By brand, Crocs revenue rose 11.6% to $798.8 million, with DTC comps up 15.3% and wholesale up 4.5%. Heydude continued its declines, as revenue fell 8.3% to $246.9 million, with DTC up 14.6% and wholesale down 19.4%.
Gross margin expanded to 55.6% from 54.9% last year. Net income rose 4.5% to $177 million, according to a company press release.
Crocs remains one of the most popular brands globally. Over the summer, between July and September, Crocs’ physical stores were busy, with overall Q3 footfall up 13.1%, according to traffic analytics firm Placer.ai.
But the poor performance of its Heydude brand dominated its earnings call with analysts Thursday, leading Wedbush analyst Tom Nikic to conclude, in a client note emailed following the call, “Core Crocs continues to do well (but overshadowed by Heydude).”
Crocs significantly lowered its own expectations for the brand, saying its sales could drop 20% to 25% in the holiday quarter.
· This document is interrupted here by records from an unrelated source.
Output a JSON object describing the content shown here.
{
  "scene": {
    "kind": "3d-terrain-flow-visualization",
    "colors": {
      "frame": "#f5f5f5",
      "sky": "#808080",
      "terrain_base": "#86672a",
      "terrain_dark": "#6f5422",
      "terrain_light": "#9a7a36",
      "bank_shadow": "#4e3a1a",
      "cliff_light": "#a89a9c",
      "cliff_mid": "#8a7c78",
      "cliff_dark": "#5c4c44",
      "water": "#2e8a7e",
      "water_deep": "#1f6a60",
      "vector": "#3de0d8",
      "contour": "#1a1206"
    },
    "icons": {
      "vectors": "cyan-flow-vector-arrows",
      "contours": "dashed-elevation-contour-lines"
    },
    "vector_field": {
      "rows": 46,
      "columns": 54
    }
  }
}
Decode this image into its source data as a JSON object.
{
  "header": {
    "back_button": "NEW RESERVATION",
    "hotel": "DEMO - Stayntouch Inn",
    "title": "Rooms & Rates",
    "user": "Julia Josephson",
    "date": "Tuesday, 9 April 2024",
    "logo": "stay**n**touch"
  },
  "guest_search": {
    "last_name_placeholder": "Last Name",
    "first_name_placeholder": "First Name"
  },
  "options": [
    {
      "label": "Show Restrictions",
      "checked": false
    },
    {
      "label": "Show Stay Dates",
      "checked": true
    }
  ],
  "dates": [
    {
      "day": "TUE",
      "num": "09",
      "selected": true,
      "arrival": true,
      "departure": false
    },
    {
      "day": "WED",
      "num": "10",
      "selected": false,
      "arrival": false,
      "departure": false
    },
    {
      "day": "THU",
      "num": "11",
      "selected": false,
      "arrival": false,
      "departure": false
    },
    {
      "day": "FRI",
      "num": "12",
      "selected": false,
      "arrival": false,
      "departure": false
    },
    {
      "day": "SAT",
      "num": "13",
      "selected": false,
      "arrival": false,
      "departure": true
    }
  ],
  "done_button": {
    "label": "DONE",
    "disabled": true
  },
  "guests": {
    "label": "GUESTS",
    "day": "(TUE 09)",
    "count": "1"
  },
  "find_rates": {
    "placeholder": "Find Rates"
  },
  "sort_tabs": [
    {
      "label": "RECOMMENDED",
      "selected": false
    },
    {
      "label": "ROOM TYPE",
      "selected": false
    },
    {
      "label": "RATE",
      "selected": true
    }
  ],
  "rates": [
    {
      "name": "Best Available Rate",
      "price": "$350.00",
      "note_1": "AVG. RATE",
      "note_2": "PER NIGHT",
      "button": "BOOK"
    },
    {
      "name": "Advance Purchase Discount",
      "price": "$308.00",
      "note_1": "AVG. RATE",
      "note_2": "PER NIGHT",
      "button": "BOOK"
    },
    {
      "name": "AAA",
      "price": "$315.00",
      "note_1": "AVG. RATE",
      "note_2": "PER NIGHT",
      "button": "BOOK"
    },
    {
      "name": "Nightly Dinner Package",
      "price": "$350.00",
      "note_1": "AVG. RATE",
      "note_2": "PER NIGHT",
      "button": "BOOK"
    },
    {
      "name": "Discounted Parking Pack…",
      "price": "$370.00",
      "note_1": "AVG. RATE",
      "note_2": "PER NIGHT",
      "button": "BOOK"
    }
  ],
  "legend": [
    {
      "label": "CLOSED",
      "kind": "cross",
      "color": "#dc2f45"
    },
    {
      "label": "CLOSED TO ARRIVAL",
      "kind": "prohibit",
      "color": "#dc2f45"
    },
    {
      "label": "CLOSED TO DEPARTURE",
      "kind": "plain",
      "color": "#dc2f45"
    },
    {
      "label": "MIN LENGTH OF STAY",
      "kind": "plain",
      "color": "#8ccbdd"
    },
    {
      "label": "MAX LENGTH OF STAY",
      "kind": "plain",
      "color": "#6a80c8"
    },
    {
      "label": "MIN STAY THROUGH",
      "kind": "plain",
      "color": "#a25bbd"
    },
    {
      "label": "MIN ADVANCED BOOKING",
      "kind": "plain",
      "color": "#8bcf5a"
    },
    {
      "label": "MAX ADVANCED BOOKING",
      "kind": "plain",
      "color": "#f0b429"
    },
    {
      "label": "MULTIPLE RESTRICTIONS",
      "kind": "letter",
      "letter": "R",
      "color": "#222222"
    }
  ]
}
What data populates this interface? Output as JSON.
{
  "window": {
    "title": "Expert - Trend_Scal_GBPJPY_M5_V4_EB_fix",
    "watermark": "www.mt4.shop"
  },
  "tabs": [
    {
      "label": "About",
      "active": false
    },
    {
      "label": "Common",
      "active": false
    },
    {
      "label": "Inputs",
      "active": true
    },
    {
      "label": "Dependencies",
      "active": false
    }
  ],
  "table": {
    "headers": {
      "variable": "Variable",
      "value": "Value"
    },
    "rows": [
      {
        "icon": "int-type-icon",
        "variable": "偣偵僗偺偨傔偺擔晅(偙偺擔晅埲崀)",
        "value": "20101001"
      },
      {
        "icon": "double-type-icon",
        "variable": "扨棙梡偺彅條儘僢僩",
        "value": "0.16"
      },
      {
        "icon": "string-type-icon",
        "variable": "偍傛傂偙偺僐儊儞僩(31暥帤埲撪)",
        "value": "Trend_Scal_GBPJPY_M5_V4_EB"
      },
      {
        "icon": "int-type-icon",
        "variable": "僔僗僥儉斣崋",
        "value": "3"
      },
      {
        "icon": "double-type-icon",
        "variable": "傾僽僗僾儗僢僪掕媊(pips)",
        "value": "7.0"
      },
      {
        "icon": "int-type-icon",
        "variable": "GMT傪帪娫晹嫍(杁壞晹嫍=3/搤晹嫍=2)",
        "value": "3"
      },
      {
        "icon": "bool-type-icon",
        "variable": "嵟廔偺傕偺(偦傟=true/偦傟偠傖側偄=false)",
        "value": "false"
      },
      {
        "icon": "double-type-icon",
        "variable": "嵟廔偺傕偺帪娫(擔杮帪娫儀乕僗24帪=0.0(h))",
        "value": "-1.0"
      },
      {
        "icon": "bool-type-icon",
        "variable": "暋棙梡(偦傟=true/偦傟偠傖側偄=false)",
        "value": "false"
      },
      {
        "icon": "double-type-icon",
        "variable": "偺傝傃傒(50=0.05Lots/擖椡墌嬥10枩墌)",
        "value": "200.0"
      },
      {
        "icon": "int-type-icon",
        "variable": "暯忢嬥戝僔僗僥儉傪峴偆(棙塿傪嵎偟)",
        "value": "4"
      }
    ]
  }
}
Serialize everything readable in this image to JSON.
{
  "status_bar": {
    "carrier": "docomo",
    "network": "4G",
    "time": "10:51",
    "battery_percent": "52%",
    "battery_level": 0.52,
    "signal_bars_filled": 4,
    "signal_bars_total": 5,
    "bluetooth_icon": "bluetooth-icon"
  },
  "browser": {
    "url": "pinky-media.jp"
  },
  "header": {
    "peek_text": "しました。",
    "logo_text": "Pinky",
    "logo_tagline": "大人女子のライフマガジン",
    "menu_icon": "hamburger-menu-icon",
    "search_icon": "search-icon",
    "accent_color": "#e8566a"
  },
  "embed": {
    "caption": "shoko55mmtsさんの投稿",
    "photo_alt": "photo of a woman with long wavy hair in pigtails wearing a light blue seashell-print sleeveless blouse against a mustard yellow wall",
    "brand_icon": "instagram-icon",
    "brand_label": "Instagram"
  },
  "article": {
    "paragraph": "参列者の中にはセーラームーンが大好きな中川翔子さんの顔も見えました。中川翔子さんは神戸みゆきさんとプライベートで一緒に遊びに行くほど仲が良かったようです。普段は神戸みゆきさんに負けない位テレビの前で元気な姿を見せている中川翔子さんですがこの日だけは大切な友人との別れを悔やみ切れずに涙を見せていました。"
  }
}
The shoe maker bought Italian DTC brand Heydude at the end of 2021 for $2 billion in cash and $450 million in Crocs shares. On Thursday CEO Andrew Rees said that despite the brand’s growing pains it’s still expected to ultimately top a billion dollars in sales. To that end, the company has worked to let go of several underperforming wholesale partnerships while signing up more strategic partners, he said.
That hasn’t been a smooth process, but even as some new wholesale partners canceled orders, the brand is seeing strong customer demand, he said.
“We see the Heydude brand essentially being sold almost everywhere that the Crocs brand is sold,” Rees said. “So think about the primary chains, we're talking about family footwear, we're talking about sporting goods, we're talking about mall-based specialty, and then I would say also some sort of super-regional chains.”
The company remains focused on stoking Heydude sales and not its profits, Chief Financial Officer Anne Mehlman told analysts.
“We’re maximizing for the long term health of the brand. It's certainly prioritizing profitability from a gross margin standpoint, but not maximizing for profitability overall,” she said. “We think it's really important for us to invest. We made a conscious decision to continue to invest in Q4. We certainly could maximize for short term profitability, but we don't actually think that gets us the best long term outcome.”